The TM Forum says Frameworx will help operators “significantly reduce” their operating expenses (OpEx). Some analysts have put a number to those savings by looking at similar, existing deployments.
“It could be as much as between 30 percent and 50 percent in terms of the OpEx associated with rolling out and managing new services (i.e., lower costs of integration with business and operations support systems, faster service deployment times),” Chappell says. “This is based on figures from IBM, which has built its own Frameworx-like set of SOA (service-oriented architecture) services and deployed them now in a number of projects.
There may be additional benefits of having a standards-based set of services and interfaces (i.e., even more plug-and-playability across systems), she adds, but this depends on whether vendors are going to support Frameworx.
“The one thing that operators want – and that vendors will resist – are firm, standards-based interfaces between Frameworx-defined functions,” Chappell says. “This will mean breaking apart and re-architecting a lot of vendor products, so expect to see some dragging of feet in making it a reality on the vendor side.”

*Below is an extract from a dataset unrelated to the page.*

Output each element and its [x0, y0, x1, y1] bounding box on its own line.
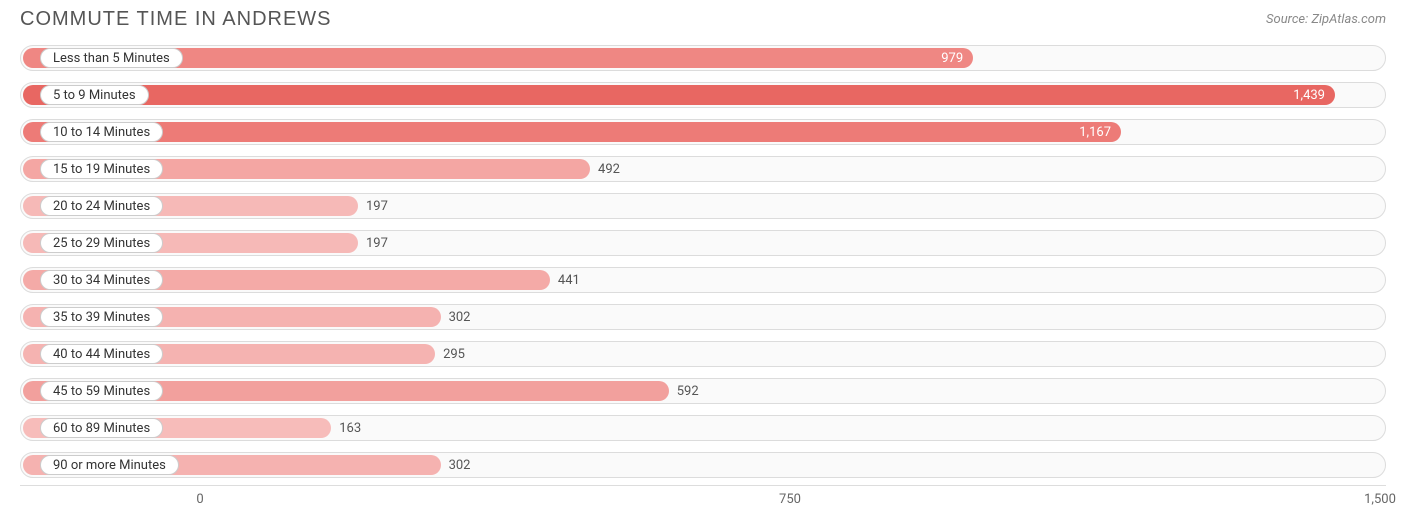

But some vendors already have in-house initiatives that dovetail nicely with Frameworx. That work should help them leverage operator interest in Frameworx.
“Those vendors and operators that have built out their own Frameworx-like architectures – for example, IBM and Huawei – have based them on the TM Forum process and data frameworks, so they won’t be a million miles away from whatever Frameworx produces,” Chappell says. “And in many cases, these players are actively engaged in the program, offering up what they’ve already done in order to ensure they are aligned with it.”
Announced in March and scheduled for release this month, Frameworx builds on the forum’s Next Generation OSS Business Process (eTOM), Information (SID) and Application (TAM) frameworks. Frameworx also incorporates standards such as ITIL (Information Technology Infrastructure Library) and TOGAF (The Open Group Architecture Framework) from the IT world to help operators target the enterprise market.
“Service providers said: ‘The people we’re selling to in enterprises speak a different language. They don’t speak telecom. We really need to start to position all of this work we’ve done as an enterprise architecture, because it has all of the components, but the language is telecom-specific,’” says Aileen Smith, TM Forum senior vice president of collaboration and research and development. “It becomes very applicable and easy to understand for the enterprise IT market.”
For example, the forum spent the past 18 months making eTOM compliant with ITIL.
“So if the service provider is eTOM-compliant in terms of its business processes, then it’s also ITIL-compliant,” Smith says. “That’s very valuable for making that sale into the enterprise.”